BUDAPEST - The Liszt Academy music school founded by Franz Liszt, the first piano superstar, reopens its main concert hall on Tuesday refurbished under an ambitious plan to give the 138-year-old institution, and its music study programme, a new lease on life.
One of the world's cherished concert venues, where audience and performers alike praise the acoustics and say the spirit of musicians past seems to seep through the walls, the "Large Hall"in Budapest has been painstakingly restored during a four-year closure to its early 20th-century Art Deco style.
"The starting point was that this building is more than 100 years old and had never been renovated," said rector Andras Batta, 60, who will cede his post Nov. 1 to harpist Andrea Vigh.
"Practice rooms were shabby, heating was bad, there was no air conditioning, there were a lot of problems so I thought with such great music and immense possibilities we must grow, we must develop it as one of the 21st century's great concert halls."
Liszt was a renowned virtuoso pianist and one of the 19th century's great classical composers.
The reopening, on Liszt's birthday, will feature a gala concert attended by heads of music institutions from around the world and include remarks by Hungarian Prime Minister Viktor Orban.
The reconstruction of the 1907 hall, where such greats as pianist Sviatoslav Richter, violinist Yehudi Menuhin and conductor Leonard Bernstein performed, is distinguished by ebony-hued wood panelling laced with white geometric decoration.
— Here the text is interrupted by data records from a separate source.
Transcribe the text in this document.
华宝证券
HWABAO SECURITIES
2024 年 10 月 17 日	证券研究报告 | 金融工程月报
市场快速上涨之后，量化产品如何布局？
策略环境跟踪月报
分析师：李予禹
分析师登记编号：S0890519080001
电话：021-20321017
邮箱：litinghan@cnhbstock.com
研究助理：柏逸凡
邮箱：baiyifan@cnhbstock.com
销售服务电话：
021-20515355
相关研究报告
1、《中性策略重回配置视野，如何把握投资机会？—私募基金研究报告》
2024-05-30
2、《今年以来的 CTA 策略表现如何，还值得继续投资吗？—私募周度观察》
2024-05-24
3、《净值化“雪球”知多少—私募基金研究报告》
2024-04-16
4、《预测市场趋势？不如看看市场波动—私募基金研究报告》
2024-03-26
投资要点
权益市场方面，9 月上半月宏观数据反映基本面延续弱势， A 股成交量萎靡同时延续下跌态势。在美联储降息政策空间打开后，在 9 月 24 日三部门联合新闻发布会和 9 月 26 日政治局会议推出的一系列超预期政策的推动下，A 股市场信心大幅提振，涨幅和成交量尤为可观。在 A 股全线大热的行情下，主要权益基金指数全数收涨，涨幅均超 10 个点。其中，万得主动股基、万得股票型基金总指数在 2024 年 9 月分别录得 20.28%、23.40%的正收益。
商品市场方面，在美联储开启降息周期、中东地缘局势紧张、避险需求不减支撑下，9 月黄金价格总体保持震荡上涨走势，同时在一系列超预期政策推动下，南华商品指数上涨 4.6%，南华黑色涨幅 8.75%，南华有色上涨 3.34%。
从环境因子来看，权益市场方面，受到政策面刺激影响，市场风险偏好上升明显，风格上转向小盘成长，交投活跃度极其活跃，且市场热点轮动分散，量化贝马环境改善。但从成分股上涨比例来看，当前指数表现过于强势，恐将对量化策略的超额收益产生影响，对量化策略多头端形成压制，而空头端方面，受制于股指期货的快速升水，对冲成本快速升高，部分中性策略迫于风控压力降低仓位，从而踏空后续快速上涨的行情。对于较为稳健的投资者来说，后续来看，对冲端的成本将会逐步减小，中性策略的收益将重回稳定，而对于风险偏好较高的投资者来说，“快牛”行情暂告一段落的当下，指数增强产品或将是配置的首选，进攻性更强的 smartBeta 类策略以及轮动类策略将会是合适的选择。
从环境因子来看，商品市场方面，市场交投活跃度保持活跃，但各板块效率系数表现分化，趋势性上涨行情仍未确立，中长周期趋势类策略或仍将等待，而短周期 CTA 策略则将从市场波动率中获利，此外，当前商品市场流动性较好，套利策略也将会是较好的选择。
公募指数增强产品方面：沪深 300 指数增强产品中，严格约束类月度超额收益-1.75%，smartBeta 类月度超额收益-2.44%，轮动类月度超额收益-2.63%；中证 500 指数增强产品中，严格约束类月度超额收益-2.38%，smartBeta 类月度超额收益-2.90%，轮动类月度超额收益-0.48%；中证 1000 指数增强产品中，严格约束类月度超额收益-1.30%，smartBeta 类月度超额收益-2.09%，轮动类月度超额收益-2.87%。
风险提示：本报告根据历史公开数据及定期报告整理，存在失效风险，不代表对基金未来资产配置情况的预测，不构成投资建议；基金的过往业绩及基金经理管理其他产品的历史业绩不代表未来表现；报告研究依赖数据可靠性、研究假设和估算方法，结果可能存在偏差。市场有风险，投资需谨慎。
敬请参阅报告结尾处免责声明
It replaces a drab brown coating dating from communist times.
A new chamber opera house is named for the late Jewish conductor Sir Georg Solti, who fled Nazi-allied Hungary before World War Two. New "green rooms" for soloists and modern catering facilities are part of the 40-million-euro (S$68 million) overhaul.
The 800-plus students who used to take their classes at the building housing the concert hall have been accommodated at a new building a few blocks away, named for the late Hungarian avant-garde composer Gyorgy Ligeti.
While the older building has been a hive of construction work, the new one resounds to the glorious din of students playing in practice rooms. It lacks the storied atmosphere of the old, but for some students that is a plus.
"A lot of students were very happy when this building opened," Anasztazia Razvalyaeva, 27, a native Russian who is now a pupil of Vigh's, said while showing a visitor around.
"They said, 'At last, it feels like a real music academy, and not like such a place of mystery'."
That "place of mystery" looms large, however, in the Hungarian government's plans to push Budapest up the league tables of European cities with a reputation for music-making.